Well, I'm not sure that's the best strategy. I can imagine that in the end, users will want to have their (ti, zi, yi, xi) and (tau, zeta, eta, xsi) for the interpolation. The Grid can also have a time dimension?

Plus, as you say, we will want to go to time-varying grids at some point (not v4-alpha, but perhaps v4.0 or at least v4.1), so then we will have to move time index search here too

erikvansebille avatar Jun 26 '25 11:06 erikvansebille

I can imagine that in the end, users will want to have their (ti, zi, yi, xi) and (tau, zeta, eta, xsi) for the interpolation

Yes, 100%, in the interpolator it would look something along the lines of:

ti, tau = field.search_time_indices(...)
particle_position = grid.search(z,y,x)
...# continue with interpolation using the data

Plus, as you say, we will want to go to time-varying grids at some point (not v4-alpha, but perhaps v4.0 or at least v4.1), so then we will have to move time index search here too

Yes, at some point. I don't know what complexity adding time varying grids entails (I imagine its not trivial) - for now I just want to limit development to the Spatial Axes so that we have a clearly defined responsibility for the Grid class to support work for v4-alpha and v4. In future we can explore time varying grids - then it would make it into the grid class (the way this is set up it would be an isolated change).

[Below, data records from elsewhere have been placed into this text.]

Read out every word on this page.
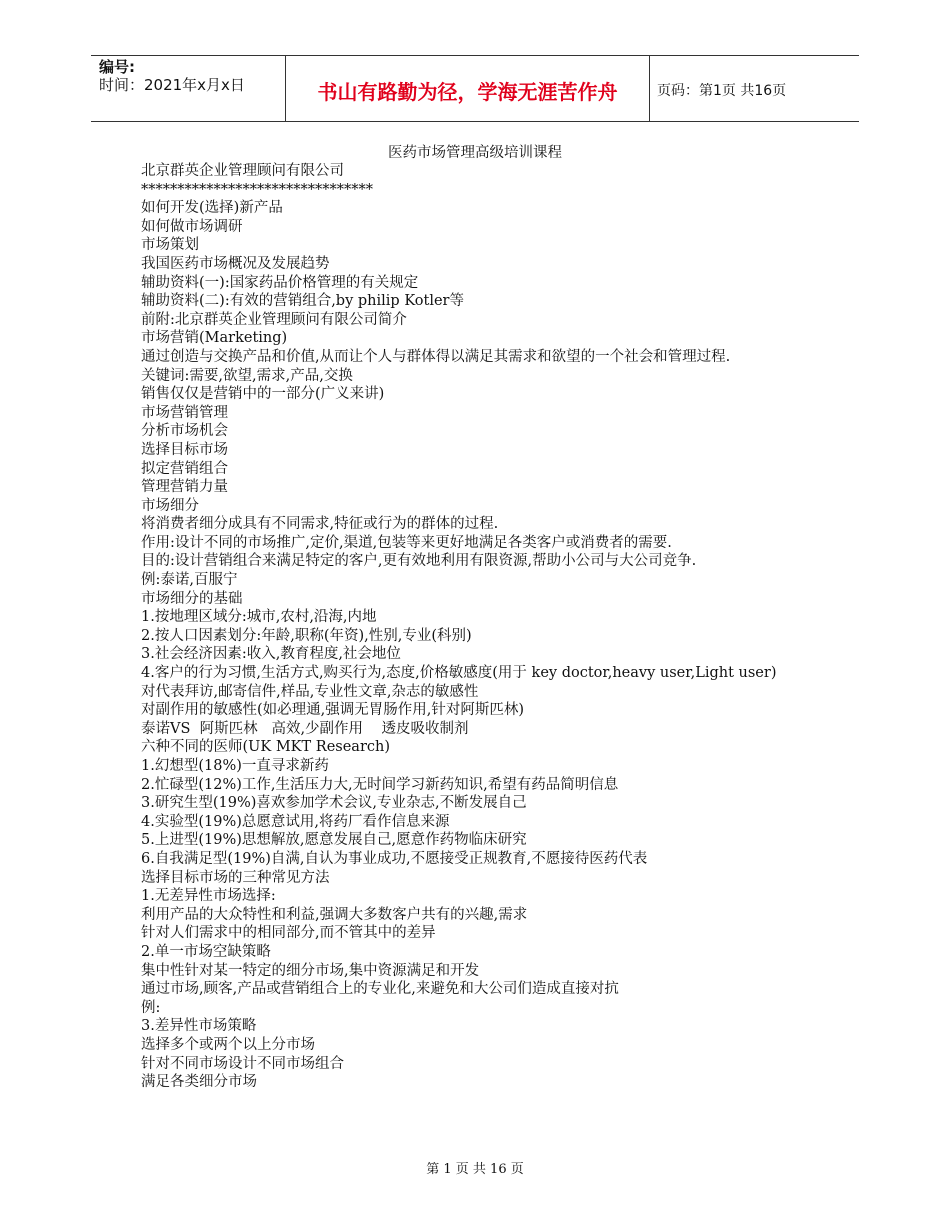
编号:
时间：2021年x月x日	书山有路勤为径，学海无涯苦作舟	页码：第1页 共16页
医药市场管理高级培训课程

北京群英企业管理顾问有限公司

********************************

如何开发(选择)新产品

如何做市场调研

市场策划

我国医药市场概况及发展趋势

辅助资料(一):国家药品价格管理的有关规定

辅助资料(二):有效的营销组合,by philip Kotler等

前附:北京群英企业管理顾问有限公司简介

市场营销(Marketing)

通过创造与交换产品和价值,从而让个人与群体得以满足其需求和欲望的一个社会和管理过程.

关键词:需要,欲望,需求,产品,交换

销售仅仅是营销中的一部分(广义来讲)

市场营销管理

分析市场机会

选择目标市场

拟定营销组合

管理营销力量

市场细分

将消费者细分成具有不同需求,特征或行为的群体的过程.

作用:设计不同的市场推广,定价,渠道,包装等来更好地满足各类客户或消费者的需要.

目的:设计营销组合来满足特定的客户,更有效地利用有限资源,帮助小公司与大公司竞争.

例:泰诺,百服宁

市场细分的基础

1.按地理区域分:城市,农村,沿海,内地

2.按人口因素划分:年龄,职称(年资),性别,专业(科别)

3.社会经济因素:收入,教育程度,社会地位

4.客户的行为习惯,生活方式,购买行为,态度,价格敏感度(用于 key doctor,heavy user,Light user)

对代表拜访,邮寄信件,样品,专业性文章,杂志的敏感性

对副作用的敏感性(如必理通,强调无胃肠作用,针对阿斯匹林)

泰诺VS  阿斯匹林   高效,少副作用    透皮吸收制剂

六种不同的医师(UK MKT Research)

1.幻想型(18%)一直寻求新药

2.忙碌型(12%)工作,生活压力大,无时间学习新药知识,希望有药品简明信息

3.研究生型(19%)喜欢参加学术会议,专业杂志,不断发展自己

4.实验型(19%)总愿意试用,将药厂看作信息来源

5.上进型(19%)思想解放,愿意发展自己,愿意作药物临床研究

6.自我满足型(19%)自满,自认为事业成功,不愿接受正规教育,不愿接待医药代表

选择目标市场的三种常见方法

1.无差异性市场选择:

利用产品的大众特性和利益,强调大多数客户共有的兴趣,需求

针对人们需求中的相同部分,而不管其中的差异

2.单一市场空缺策略

集中性针对某一特定的细分市场,集中资源满足和开发

通过市场,顾客,产品或营销组合上的专业化,来避免和大公司们造成直接对抗

例:

3.差异性市场策略

选择多个或两个以上分市场

针对不同市场设计不同市场组合

满足各类细分市场

第 1 页 共 16 页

If you have ideas on what indexing on a time varying grid looks like, please put up an issue so that we can discuss (even just an issue with names of models on time varying grids, or linking relevant resources would be beneficial).

VeckoTheGecko avatar Jun 26 '25 11:06 VeckoTheGecko

I think there are two quite fundamentally different pathways here. One is to treat the time axes separate to the spatial axes, as you propose above. The other is to treat all four axes (time, depth, lat, lon) the same. I think I'd advocate for the latter.

Below some of the reasoning:

  1. An xarray dataset typically has time as one of the dimensions and coordinates, so this approach would closely follow xarray layout.
  2. Time should be part of the Grid specification, in my opinion. I would say that a bathymetry dataset (lat, lon) and a sea surface height dataset (time, lat, lon) have different Grids, because they have different time dimensions
  3. I've seen in v3 that having to deal with 2D, 3D and 4D grids is very cumbersome and requires lots of internal logic. That is why I like the idea of coercing every Xgrid Field to a 4D array
  4. The Field interpolation API (the square brackets) already assumes that every Field is 4D, so users expect that
  5. You are right that interpolation methods will need logic to deal with length-1 dimensions, but they would otherwise also need logic to distinguish between 2D and 3D arrays, so I don't really see the benefit

In your example API above (grid.search(z, y, x)), what happens if a grid is 2d in latitude/depth, instead of latitude/longitude? This is the case in for example wave-flume simulations. Or what if it's 1D in latitude (e.g. for sun angle)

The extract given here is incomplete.